Социальная изоляция — вот что действительно разрушает буржуазный индивидуум, а молодые интеллигенты все еще не осознают своего положения. Все мы на Западе живем изолированными группами и только ценой огромных усилий можем образовать какие-то социальные объединения с социальной ответственностью. Для того чтобы добиться этого, надо иметь политический кругозор и классовое сознание, и хотя наши молодые интеллигенты не боятся политики, они полны такой яростной решимости быть «независимыми», что часто сами себя лишают ключей к собственному существованию и в результате пребывают в постоянном смятении. Чувство независимости позволяет им сказать «да» и «нет» по отношению к одному и тому же, в одно и то же время. Таким образом, у них создается ощущение «свободного» выбора.

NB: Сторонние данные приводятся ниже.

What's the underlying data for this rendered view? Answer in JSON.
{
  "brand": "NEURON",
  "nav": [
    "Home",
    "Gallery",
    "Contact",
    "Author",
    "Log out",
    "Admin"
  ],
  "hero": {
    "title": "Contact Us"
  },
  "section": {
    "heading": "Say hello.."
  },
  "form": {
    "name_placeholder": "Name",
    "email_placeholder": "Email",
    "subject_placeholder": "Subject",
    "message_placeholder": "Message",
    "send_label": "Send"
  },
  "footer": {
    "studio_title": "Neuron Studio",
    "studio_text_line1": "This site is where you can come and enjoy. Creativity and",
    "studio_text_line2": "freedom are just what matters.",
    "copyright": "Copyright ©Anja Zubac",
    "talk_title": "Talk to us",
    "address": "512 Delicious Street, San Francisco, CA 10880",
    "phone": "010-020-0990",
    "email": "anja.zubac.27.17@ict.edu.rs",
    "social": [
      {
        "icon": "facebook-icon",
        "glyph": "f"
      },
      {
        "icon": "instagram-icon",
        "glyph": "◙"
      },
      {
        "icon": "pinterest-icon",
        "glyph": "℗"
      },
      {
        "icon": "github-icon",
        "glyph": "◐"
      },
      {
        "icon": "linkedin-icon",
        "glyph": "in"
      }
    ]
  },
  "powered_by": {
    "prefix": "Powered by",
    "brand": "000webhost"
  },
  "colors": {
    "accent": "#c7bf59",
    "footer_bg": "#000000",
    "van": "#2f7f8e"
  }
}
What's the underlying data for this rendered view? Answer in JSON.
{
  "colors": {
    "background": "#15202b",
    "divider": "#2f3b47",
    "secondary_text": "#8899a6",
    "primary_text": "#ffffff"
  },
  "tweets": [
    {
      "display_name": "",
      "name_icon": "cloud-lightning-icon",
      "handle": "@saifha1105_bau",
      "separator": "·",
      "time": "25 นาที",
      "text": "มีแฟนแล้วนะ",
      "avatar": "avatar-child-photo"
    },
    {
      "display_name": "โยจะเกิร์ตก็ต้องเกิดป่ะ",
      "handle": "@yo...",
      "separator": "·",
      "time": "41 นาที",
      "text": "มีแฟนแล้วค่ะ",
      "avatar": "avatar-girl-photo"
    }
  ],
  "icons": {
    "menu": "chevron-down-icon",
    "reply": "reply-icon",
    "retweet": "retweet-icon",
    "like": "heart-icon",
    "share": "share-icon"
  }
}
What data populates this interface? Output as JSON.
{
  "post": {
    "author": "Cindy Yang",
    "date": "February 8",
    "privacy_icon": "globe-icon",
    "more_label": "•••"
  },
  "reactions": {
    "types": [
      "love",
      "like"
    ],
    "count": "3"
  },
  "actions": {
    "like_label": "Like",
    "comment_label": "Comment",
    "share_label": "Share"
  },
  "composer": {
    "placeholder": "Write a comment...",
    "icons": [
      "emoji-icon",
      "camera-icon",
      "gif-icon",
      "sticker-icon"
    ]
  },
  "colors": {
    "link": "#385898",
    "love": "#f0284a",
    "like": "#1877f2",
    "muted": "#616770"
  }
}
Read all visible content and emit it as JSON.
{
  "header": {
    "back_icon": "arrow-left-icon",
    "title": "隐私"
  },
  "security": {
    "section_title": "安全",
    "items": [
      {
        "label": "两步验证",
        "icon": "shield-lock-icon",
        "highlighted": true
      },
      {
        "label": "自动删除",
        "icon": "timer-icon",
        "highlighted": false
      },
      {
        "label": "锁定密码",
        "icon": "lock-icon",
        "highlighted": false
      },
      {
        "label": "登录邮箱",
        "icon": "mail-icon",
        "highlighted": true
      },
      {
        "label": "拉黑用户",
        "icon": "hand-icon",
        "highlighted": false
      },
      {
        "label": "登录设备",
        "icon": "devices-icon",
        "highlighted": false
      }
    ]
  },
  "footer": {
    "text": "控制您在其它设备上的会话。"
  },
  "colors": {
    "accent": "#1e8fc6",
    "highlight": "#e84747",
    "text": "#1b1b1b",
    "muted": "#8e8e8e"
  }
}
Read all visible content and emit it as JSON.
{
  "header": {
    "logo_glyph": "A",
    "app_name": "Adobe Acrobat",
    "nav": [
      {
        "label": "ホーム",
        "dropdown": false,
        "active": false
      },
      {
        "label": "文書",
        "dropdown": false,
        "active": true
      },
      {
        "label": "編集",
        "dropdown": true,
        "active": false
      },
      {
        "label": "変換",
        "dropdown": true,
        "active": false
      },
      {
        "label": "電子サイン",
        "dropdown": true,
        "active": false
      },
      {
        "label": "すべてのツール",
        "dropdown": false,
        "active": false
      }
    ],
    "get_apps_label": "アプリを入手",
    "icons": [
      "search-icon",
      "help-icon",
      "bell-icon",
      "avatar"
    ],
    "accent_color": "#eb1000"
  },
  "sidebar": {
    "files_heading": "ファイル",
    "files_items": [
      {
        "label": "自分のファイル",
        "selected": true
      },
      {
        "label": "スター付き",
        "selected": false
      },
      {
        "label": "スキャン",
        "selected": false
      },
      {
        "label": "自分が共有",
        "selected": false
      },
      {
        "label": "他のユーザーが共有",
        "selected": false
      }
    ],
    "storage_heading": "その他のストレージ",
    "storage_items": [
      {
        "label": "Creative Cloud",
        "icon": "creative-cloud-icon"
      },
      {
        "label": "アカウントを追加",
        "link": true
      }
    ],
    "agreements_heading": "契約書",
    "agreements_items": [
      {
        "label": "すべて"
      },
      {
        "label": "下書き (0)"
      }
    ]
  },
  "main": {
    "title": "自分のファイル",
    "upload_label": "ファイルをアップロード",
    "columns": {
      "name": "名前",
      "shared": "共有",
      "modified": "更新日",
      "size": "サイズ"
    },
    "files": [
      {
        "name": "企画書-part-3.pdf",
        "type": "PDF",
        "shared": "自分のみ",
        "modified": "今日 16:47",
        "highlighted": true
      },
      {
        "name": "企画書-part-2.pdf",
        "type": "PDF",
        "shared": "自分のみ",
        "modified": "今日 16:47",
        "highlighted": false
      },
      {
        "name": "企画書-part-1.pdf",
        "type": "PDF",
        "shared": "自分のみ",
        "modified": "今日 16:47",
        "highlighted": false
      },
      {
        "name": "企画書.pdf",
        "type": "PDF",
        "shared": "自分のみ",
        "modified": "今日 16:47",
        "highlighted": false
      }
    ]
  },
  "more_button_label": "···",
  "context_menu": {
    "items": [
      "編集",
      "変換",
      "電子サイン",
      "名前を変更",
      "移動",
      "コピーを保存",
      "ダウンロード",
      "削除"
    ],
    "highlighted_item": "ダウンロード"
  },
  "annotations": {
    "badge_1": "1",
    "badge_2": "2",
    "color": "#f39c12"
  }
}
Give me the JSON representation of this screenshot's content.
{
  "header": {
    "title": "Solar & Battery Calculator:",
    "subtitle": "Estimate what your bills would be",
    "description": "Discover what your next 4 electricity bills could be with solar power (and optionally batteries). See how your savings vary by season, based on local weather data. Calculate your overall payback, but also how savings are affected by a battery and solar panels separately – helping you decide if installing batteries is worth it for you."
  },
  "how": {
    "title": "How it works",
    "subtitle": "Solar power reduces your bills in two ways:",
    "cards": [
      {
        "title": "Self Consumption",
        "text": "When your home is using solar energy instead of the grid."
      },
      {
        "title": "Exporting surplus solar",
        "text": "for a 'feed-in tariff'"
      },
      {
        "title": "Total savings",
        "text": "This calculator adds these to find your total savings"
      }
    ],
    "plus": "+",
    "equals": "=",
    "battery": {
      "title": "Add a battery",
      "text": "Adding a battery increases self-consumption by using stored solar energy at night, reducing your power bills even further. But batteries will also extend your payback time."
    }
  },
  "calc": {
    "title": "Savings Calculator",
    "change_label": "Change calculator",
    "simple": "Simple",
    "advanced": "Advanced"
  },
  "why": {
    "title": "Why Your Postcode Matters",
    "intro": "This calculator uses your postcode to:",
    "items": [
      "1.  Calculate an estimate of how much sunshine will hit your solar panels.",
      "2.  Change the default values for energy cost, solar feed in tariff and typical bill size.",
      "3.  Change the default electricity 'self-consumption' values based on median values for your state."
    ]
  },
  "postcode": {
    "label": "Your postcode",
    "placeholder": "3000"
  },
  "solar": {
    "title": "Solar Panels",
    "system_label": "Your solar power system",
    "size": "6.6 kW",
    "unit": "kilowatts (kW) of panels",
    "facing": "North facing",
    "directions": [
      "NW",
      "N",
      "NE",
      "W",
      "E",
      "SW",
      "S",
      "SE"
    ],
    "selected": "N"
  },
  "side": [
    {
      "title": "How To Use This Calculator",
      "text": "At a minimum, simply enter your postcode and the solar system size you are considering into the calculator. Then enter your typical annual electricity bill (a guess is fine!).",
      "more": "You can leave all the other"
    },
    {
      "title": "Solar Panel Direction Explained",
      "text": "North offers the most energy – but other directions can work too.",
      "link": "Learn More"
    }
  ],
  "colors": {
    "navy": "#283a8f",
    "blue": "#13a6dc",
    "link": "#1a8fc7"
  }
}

Возможность принять интеллектуальное решение без понуждения — бесценная возможность, но самое главное — это то, относительно чего решение принимается. Наши молодые либералы из средних слоев буржуазии обладают роскошью чисто интеллектуального выбора, но парни с моей улицы этого выбора не имеют. Их выбор весьма реален: пойдут ли они работать в шестнадцать лет и прекратят свое образование, или они пойдут в шестнадцать лет работать и учиться в вечерней школе и попытаются превзойти своих одногодков из средних слоев буржуазии, пользующихся свободой полного образования под руководством специалистов.
Где-то здесь начинается разделение на классы. Понимание разницы социальных условий присутствует неизгладимо и постоянно. Старая классовая структура основывалась на том, что каждый «знал свое место». Теперешняя — что никто не «знает своего места», глаза у всех широко открыты. Ни один рабочий-подросток не настолько глуп, чтобы считать, что у него такие же возможности, как у подростков из средних слоев буржуазии, что бы ни говорили ему на этот счет его правители.
Фатальной дилеммой капитализма является задача оставить классовую структуру привилегий в сохранности и в то же время сдерживать идейное и социальное наступление социалистических стран. Социализм докапывается в людях до глубин, чтобы освободить огромный потенциал. Я уже двадцать лет знаю одну рабочую семью в Москве. Я познакомился с ней, когда все члены семьи жили в одной комнате во время войны в тяжелых военных условиях, но даже тогда у их детей было больше перспектив на будущее, чем у рабочей семьи в Англии. В последний раз я видел их летом 1965 года, и мать мальчика, ему чуть больше 20 лет, не придавала особого значения тому, что ее сын — студент-медик. То же самое в Англии было бы маленьким чудом.